Bunking, debunking, and discovery

My speaking visit at Union College a couple of months ago was so generative, and gave me lots of ideas for research. I love it when that happens.

One of the many provocative ideas I heard came from a researcher who argued that debunking false findings in social psychology is more valuable right now than generating new findings.

That’s likely to be an unpopular idea in the field. I sympathize with it, though it strikes me as too broad. First, I think it depends on the quality of the research. Second, I think it’s hard to know what’s most valuable (and to whom) at the time we engage in the work. Whether — and to what extent — our work benefits society is best adjudicated decades after the fact. This applies to both debunking and new empirical findings.

That said, I agree that debunking false findings is undervalued. A common attitude in response to replication attempts, for example, is something like “why don’t they just do their own original research instead of tearing down someone else’s?” This attitude is problematic for a number of reasons. One issue is the assumption that “original research” is particularly valuable right now. This assumption is questionable given the generally low quality of present-day social psychology research.

As far as we can tell, most of the findings reported by social psychologists are false. It’s a remarkable situation, to put it mildly. I never anticipated this. A recent attempt to replicate 55 social psychology findings published in top journals failed to replicate 75 percent of them. Other efforts have shown a similar pattern of non-replicability.

By all the evidence we have to date, I think we have to conclude that most social psychology findings are false. That’s what the data is telling us. A failure to replicate is not decisive evidence that a finding is false, but in most cases the replication attempts are higher quality studies than the originals, with larger and often more representative samples. There is no reason to grant greater epistemic standing to an original study over a replication attempt, and there are many reasons to do the opposite.

A recent paper (PDF) by Rohrer, Pashler, and Harris illustrates why we might be overvaluing original research. They attempted to replicate the findings reported by Caruso, Vohs, Baxter, and Waytz (2013). Caruso et al. claimed that momentarily exposing people to background images of money on a computer screen before an experiment made them endorse free market systems and “social inequality” more than people who were not exposed to the money image.

Rohrer, Pashler, and Harris re-ran four of the five studies from the Caruso paper, using much larger samples. They even ran one of the studies three times. They found none of the effects reported by Caruso et al. Participants exposed to the money pictures didn’t endorse free markets any more or less than participants who never saw the money.

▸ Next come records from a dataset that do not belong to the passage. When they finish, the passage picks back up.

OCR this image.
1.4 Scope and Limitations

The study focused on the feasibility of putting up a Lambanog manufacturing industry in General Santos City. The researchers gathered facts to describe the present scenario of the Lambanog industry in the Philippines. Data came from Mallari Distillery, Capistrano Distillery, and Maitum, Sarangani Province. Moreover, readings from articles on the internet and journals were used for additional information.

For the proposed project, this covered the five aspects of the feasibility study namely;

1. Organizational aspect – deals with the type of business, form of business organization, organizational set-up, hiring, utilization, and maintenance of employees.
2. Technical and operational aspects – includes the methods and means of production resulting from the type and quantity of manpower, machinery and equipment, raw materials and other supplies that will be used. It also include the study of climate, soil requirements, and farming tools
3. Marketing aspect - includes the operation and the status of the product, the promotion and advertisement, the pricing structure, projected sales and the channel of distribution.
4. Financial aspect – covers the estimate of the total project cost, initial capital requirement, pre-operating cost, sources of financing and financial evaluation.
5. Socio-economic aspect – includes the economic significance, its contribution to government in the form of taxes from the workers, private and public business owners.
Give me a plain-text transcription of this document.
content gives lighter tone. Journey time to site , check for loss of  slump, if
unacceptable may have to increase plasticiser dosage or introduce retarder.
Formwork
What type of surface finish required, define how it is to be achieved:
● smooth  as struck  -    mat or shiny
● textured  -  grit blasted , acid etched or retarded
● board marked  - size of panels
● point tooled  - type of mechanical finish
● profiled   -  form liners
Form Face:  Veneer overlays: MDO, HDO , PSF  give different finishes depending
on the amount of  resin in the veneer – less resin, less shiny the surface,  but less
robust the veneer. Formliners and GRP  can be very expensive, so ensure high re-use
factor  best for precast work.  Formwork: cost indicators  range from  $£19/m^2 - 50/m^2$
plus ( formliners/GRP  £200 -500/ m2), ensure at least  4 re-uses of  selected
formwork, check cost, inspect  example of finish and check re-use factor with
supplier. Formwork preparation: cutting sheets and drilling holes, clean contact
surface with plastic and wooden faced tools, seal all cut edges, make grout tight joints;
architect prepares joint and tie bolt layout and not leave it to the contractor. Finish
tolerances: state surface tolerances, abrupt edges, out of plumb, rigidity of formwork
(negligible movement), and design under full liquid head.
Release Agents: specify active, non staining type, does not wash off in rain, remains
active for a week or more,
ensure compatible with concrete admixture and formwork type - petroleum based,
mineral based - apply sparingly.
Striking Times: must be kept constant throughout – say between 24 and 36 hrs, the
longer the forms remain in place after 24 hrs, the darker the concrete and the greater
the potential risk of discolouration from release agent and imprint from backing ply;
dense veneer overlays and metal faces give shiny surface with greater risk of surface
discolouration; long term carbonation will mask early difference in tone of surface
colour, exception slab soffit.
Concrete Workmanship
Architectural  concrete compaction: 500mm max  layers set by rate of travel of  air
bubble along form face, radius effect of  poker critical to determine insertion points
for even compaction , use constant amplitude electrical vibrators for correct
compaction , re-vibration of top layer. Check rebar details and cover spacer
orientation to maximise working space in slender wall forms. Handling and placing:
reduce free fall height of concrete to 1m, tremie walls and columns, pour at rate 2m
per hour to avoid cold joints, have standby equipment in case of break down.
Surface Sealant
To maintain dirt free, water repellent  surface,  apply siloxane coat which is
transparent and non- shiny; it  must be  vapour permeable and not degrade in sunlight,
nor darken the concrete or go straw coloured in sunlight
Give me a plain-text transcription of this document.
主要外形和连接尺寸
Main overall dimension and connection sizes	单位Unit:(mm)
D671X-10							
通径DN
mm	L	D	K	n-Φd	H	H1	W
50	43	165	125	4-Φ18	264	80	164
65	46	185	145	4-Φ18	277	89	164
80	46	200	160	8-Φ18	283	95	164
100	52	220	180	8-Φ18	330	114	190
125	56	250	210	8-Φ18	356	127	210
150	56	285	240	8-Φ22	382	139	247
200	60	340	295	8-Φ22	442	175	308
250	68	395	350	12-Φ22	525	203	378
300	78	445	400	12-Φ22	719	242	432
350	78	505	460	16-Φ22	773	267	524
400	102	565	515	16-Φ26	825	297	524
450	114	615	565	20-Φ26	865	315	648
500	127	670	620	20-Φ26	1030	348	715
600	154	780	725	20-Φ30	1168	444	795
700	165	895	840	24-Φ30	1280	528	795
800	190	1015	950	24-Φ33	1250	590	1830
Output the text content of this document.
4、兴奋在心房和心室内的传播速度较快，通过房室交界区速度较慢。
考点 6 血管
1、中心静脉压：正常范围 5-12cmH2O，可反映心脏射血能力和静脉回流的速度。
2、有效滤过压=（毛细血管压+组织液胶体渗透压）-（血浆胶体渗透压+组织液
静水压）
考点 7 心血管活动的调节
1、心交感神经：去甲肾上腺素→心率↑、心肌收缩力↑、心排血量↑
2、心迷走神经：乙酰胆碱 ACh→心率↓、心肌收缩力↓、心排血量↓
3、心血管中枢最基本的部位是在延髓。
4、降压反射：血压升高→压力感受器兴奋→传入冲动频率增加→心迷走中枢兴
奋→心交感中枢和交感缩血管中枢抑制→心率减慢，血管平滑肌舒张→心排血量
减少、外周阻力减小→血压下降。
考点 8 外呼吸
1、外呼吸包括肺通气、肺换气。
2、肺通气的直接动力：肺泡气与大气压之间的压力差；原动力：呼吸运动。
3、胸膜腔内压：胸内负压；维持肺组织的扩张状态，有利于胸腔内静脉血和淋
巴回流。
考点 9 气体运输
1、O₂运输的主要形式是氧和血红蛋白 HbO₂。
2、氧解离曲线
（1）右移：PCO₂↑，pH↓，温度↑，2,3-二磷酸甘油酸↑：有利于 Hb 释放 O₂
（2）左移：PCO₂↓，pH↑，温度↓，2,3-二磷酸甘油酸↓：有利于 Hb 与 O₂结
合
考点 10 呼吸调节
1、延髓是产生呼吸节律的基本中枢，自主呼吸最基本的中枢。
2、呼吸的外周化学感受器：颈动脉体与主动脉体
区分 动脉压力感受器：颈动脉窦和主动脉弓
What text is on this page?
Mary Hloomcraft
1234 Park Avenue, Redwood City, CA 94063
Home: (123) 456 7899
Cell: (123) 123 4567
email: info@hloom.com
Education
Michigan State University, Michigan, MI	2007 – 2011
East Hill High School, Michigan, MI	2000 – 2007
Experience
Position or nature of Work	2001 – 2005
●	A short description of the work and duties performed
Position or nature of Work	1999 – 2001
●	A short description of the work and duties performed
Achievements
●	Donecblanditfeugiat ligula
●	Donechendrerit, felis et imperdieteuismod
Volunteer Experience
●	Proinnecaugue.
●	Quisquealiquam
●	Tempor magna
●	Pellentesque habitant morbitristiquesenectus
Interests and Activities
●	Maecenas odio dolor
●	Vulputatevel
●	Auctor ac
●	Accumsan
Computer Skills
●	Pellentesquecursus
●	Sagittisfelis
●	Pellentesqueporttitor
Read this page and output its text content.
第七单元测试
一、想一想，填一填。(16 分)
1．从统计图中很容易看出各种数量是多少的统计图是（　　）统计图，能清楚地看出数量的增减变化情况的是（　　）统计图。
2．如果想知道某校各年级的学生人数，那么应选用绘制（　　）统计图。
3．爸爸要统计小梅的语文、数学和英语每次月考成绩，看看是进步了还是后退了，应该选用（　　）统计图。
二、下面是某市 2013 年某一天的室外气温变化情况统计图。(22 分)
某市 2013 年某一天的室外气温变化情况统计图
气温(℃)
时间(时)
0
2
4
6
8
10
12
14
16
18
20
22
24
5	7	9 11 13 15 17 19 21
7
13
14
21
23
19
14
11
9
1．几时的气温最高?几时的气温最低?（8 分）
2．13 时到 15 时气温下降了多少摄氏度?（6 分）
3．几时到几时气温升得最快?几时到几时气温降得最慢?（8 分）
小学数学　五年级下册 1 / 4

In discussing their resounding failure to replicate with the Caruso team, they discovered a shocking fact: the Caruso team had conducted nine studies, not five, but they only reported the five that confirmed their desired hypotheses. In their paper, they failed to disclose the other four studies that didn’t go their way. They also failed to disclose two outcome variables that were meant to test their hypotheses, but which showed no effects. So out of eleven tests, five supported their hypotheses and six did not — they only reported the five. Readers would have no idea that there were six other tests that showed no results. (For details, see the Rohrer et al. paper.)

That kind of malpractice needs to be purged from the field immediately if we want to be taken seriously as a science. We absolutely cannot do that. Failure to disclose null results undermines the validity of the statistical methods we use to report significant results. (For more on how this works, see Daniel Lakens’ work.) If this malpractice is widespread in the field, there would be little reason for anyone to believe social psychology findings, irrespective of any other issues — it would be irrational and mathematically incompetent to believe published findings in that case.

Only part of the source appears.